The key portion is probably Clause 2:

"Though not specifically mentioned in this chapter, all disorders and neglects to the prejudice of good order and discipline in the armed forces, all conduct of a nature to bring discredit upon the armed forces, and crimes and offenses not capital, of which persons subject to this chapter may be guilty, shall be taken cognizance of by a general, special, or summary court-martial, according to the nature and degree of the offense, and shall be punished at the discretion of that court."

Here is a further explanation of the disloyality interpretation of Article 134:

"Examples include praising the enemy, attacking the war aims of the United States, or denouncing our form of government with the intent to promote disloyalty or disaffection among members of the armed services. A declaration of personal belief can amount to a disloyal statement if it disavows allegiance owed to the United States by the declarant. The disloyalty involved for this offense must be to the United States as a political entity and not merely to a department or other agency that is a part of its administration."

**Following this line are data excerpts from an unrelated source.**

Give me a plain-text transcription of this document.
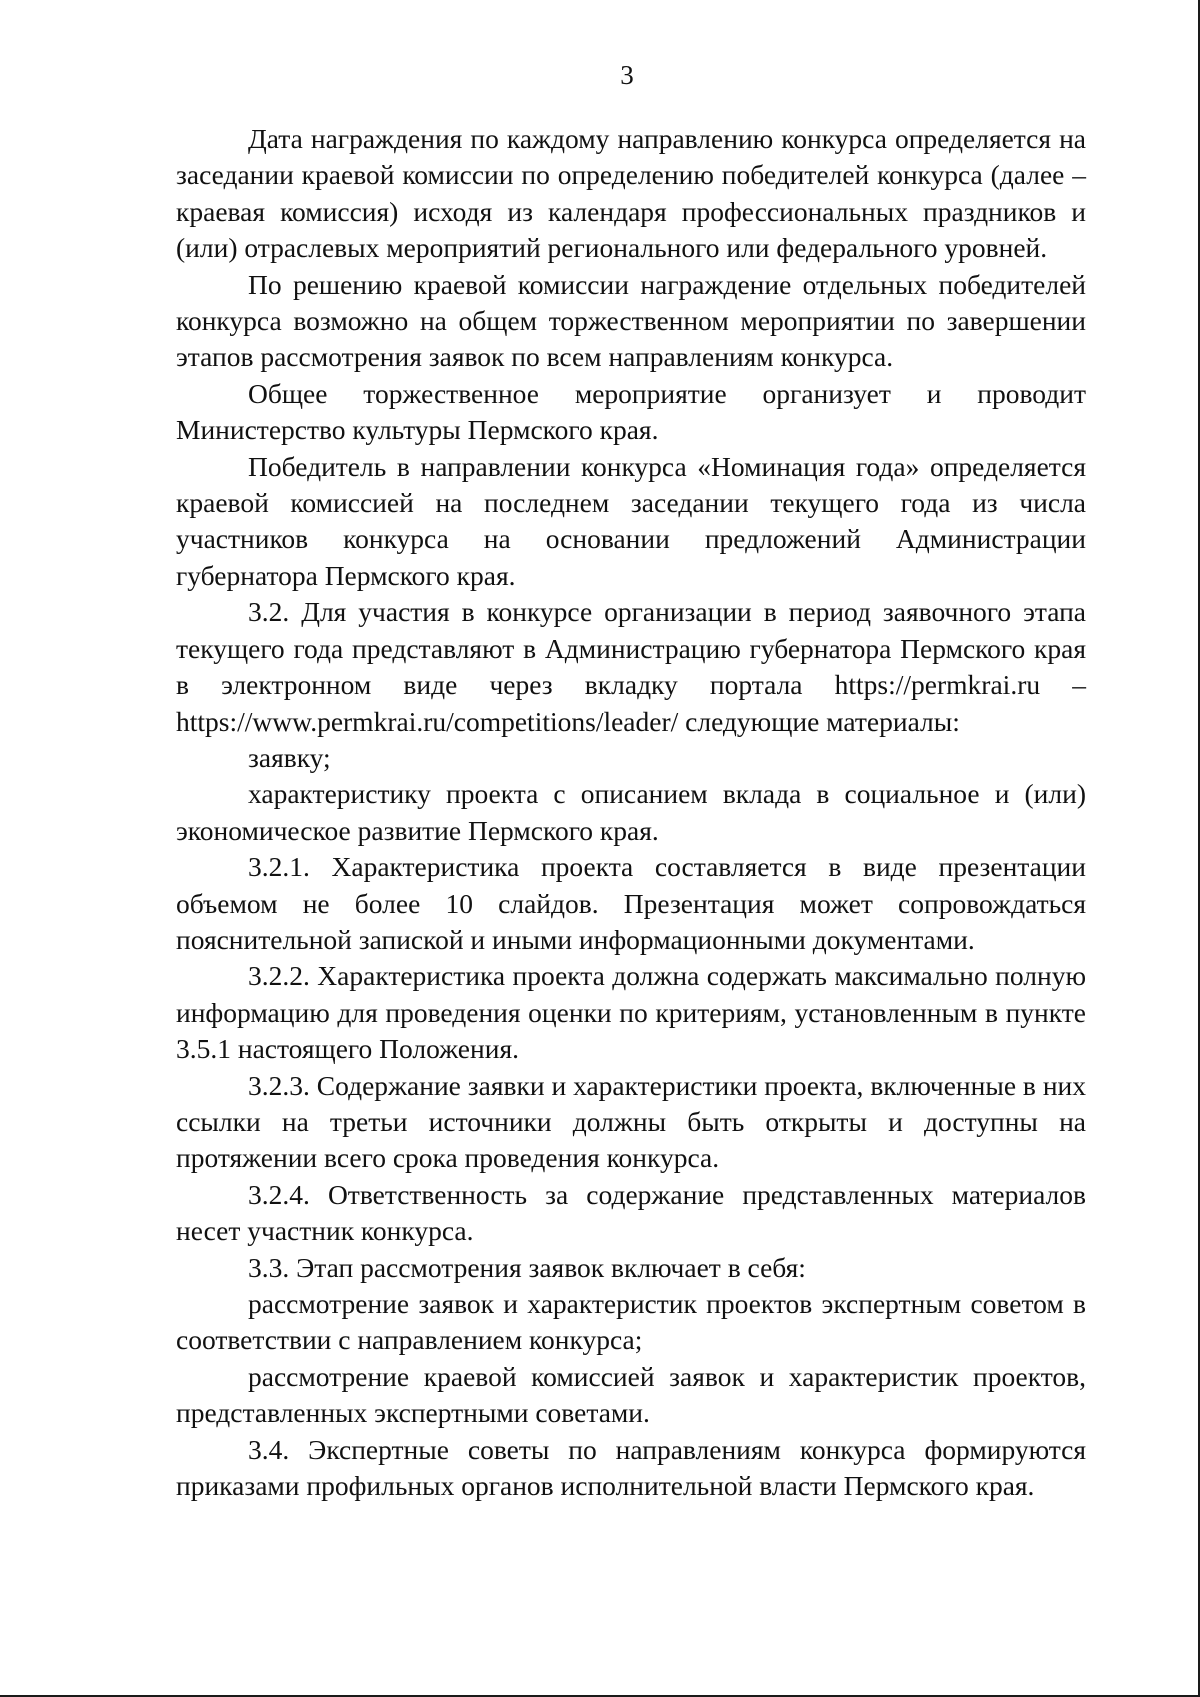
3

Дата награждения по каждому направлению конкурса определяется на заседании краевой комиссии по определению победителей конкурса (далее – краевая комиссия) исходя из календаря профессиональных праздников и (или) отраслевых мероприятий регионального или федерального уровней.

По решению краевой комиссии награждение отдельных победителей конкурса возможно на общем торжественном мероприятии по завершении этапов рассмотрения заявок по всем направлениям конкурса.

Общее торжественное мероприятие организует и проводит Министерство культуры Пермского края.

Победитель в направлении конкурса «Номинация года» определяется краевой комиссией на последнем заседании текущего года из числа участников конкурса на основании предложений Администрации губернатора Пермского края.

3.2. Для участия в конкурсе организации в период заявочного этапа текущего года представляют в Администрацию губернатора Пермского края в электронном виде через вкладку портала https://permkrai.ru – https://www.permkrai.ru/competitions/leader/ следующие материалы:

заявку;

характеристику проекта с описанием вклада в социальное и (или) экономическое развитие Пермского края.

3.2.1. Характеристика проекта составляется в виде презентации объемом не более 10 слайдов. Презентация может сопровождаться пояснительной запиской и иными информационными документами.

3.2.2. Характеристика проекта должна содержать максимально полную информацию для проведения оценки по критериям, установленным в пункте 3.5.1 настоящего Положения.

3.2.3. Содержание заявки и характеристики проекта, включенные в них ссылки на третьи источники должны быть открыты и доступны на протяжении всего срока проведения конкурса.

3.2.4. Ответственность за содержание представленных материалов несет участник конкурса.

3.3. Этап рассмотрения заявок включает в себя:

рассмотрение заявок и характеристик проектов экспертным советом в соответствии с направлением конкурса;

рассмотрение краевой комиссией заявок и характеристик проектов, представленных экспертными советами.

3.4. Экспертные советы по направлениям конкурса формируются приказами профильных органов исполнительной власти Пермского края.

I would really like to see a more complete transcript of the case, since the small part included in the news articles does not seem to fit the definition and military courts tend not to stray from the word of the law.
Good points.
 

Gaard

Diamond Member
Feb 17, 2002
8,911
0
0
"I don't agree" = disloyal statements, criticism, and somehow fits the following quoted passage..."Examples include praising the enemy, attacking the war aims of the United States, or denouncing our form of government with the intent to promote disloyalty or disaffection among members of the armed services. A declaration of personal belief can amount to a disloyal statement if it disavows allegiance owed to the United States by the declarant. The disloyalty involved for this offense must be to the United States as a political entity and not merely to a department or other agency that is a part of its administration."

???
 

flxnimprtmscl

Diamond Member
Jan 30, 2003
7,962
2
0
Originally posted by: Gaard
"I don't agree" = disloyal statements, criticism, and somehow fits the following quoted passage..."Examples include praising the enemy, attacking the war aims of the United States, or denouncing our form of government with the intent to promote disloyalty or disaffection among members of the armed services. A declaration of personal belief can amount to a disloyal statement if it disavows allegiance owed to the United States by the declarant. The disloyalty involved for this offense must be to the United States as a political entity and not merely to a department or other agency that is a part of its administration."

???
Well, given that definition what he did was not a disloyal statement. He certainly did state his belief but considering the fact that he said "I'll do my part" I don't see how his statement "disavows allegiance owed".
 

UltraQuiet

Banned
Sep 22, 2001
5,755
0
0
He was protesting by holding a sign that said, "Bring our Troops Home" at anti-war rallies while home on leave.

He was charged and punished appropriately.